The amended guidelines also permit individuals to remain invested for a prolonged amount of time to build a larger corpus. After maturity, an individual may postpone the purchase of an annuity or the withdrawal of funds for up to 3 years, beginning when they turn 60 or reaches retirement age, whichever comes first.
When an NPS subscriber withdraws a corpus amount, the same conditions like that in the event of retirement become applicable. This implies that they can withdraw only a maximum of 60% of the NPS corpus, with the remainder, or 40% utilized to buy an annuity plan.
For instance, if Trisha has an NPS corpus of roughly Rs. 10 lakhs, she can withdraw a sum of up to Rs. 6 lakhs without any tax implications. However, the remainder of Rs. 4 lahks will be set aside to avail of an annuity plan.
That said, Trisha will pay taxes on the monthly pension, but the annuity payments will be taxed yearly as per her income tax slab.
NPS Withdrawal Rules: In Case of Death of a Subscriber
For private sector employees:
In case of the death of a subscriber, their legal nominee or heir can withdraw the NPS corpus in full in case of private-sector employees. There’s no option to purchase an annuity in the event of the subscriber’s death.
For government employees:
Government employees’ heirs/nominee get the option to either withdraw the accumulated fund or opt for a pension.
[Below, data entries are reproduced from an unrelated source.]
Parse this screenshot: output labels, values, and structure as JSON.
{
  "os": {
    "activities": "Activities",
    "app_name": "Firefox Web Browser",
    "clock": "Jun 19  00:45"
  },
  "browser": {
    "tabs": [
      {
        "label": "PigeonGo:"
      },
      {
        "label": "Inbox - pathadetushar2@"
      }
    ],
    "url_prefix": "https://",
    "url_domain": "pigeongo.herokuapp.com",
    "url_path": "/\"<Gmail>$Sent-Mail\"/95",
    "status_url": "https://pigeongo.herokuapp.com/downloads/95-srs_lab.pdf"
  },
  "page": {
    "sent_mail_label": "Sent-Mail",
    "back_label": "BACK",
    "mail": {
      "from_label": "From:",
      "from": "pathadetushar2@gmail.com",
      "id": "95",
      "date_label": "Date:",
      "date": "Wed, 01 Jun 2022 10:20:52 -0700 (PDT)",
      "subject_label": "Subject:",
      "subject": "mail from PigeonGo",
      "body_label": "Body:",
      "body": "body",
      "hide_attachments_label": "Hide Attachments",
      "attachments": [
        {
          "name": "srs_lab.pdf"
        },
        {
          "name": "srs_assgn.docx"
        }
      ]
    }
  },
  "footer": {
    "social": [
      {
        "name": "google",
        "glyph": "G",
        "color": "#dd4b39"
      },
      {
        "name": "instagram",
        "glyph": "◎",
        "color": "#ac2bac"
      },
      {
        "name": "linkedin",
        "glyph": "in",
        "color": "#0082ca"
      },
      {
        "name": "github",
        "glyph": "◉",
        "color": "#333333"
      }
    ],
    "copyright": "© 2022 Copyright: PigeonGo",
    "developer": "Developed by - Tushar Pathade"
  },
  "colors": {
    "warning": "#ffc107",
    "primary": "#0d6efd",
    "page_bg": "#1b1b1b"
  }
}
NPS Withdrawal Guidelines: Tier I and II
NPS subscribers can choose to withdraw partially from their account in these situations:
For Tier I
- To treat chronic health conditions
- To invest in children’s higher education
- For planning children’s marriage
Notably, individuals who parked money in National Pension Scheme for at least 3 years are allowed to withdraw a maximum of 25% of their contributions towards NPS.
During the NPS tenure, a subscriber is allowed to apply for partial premature withdrawals only thrice. Subscribers can make partial withdrawals without any cost.
For Tier II
Withdrawals are allowed only through POP-SP. NPS tier II subscribers need to fill out a UOS-S12 form and submit relevant documents to initiate the process. Typically, it takes 3 days to complete the disbursal.
Since NPS tier II accounts are voluntary in nature, there are no restrictions on withdrawals. This means the subscribers can withdraw any amount from their accumulated corpus to meet any requirement. However, tier II accounts are excluded from claiming tax benefits.
Documents Required for NPS Withdrawal
Here’s a list of documents deemed essential to initiate NPS withdrawal:
- Duly filled and signed advance stamped receipt
- Revenue stamp of the NPS subscriber
- Bank passbook
- A cancelled cheque
- Bank’s letterhead
- Bank certificate with account holder’s name, account number, and IFSC code
Subscribers who qualify for withdrawal will need to submit KYC documents and their PAN card.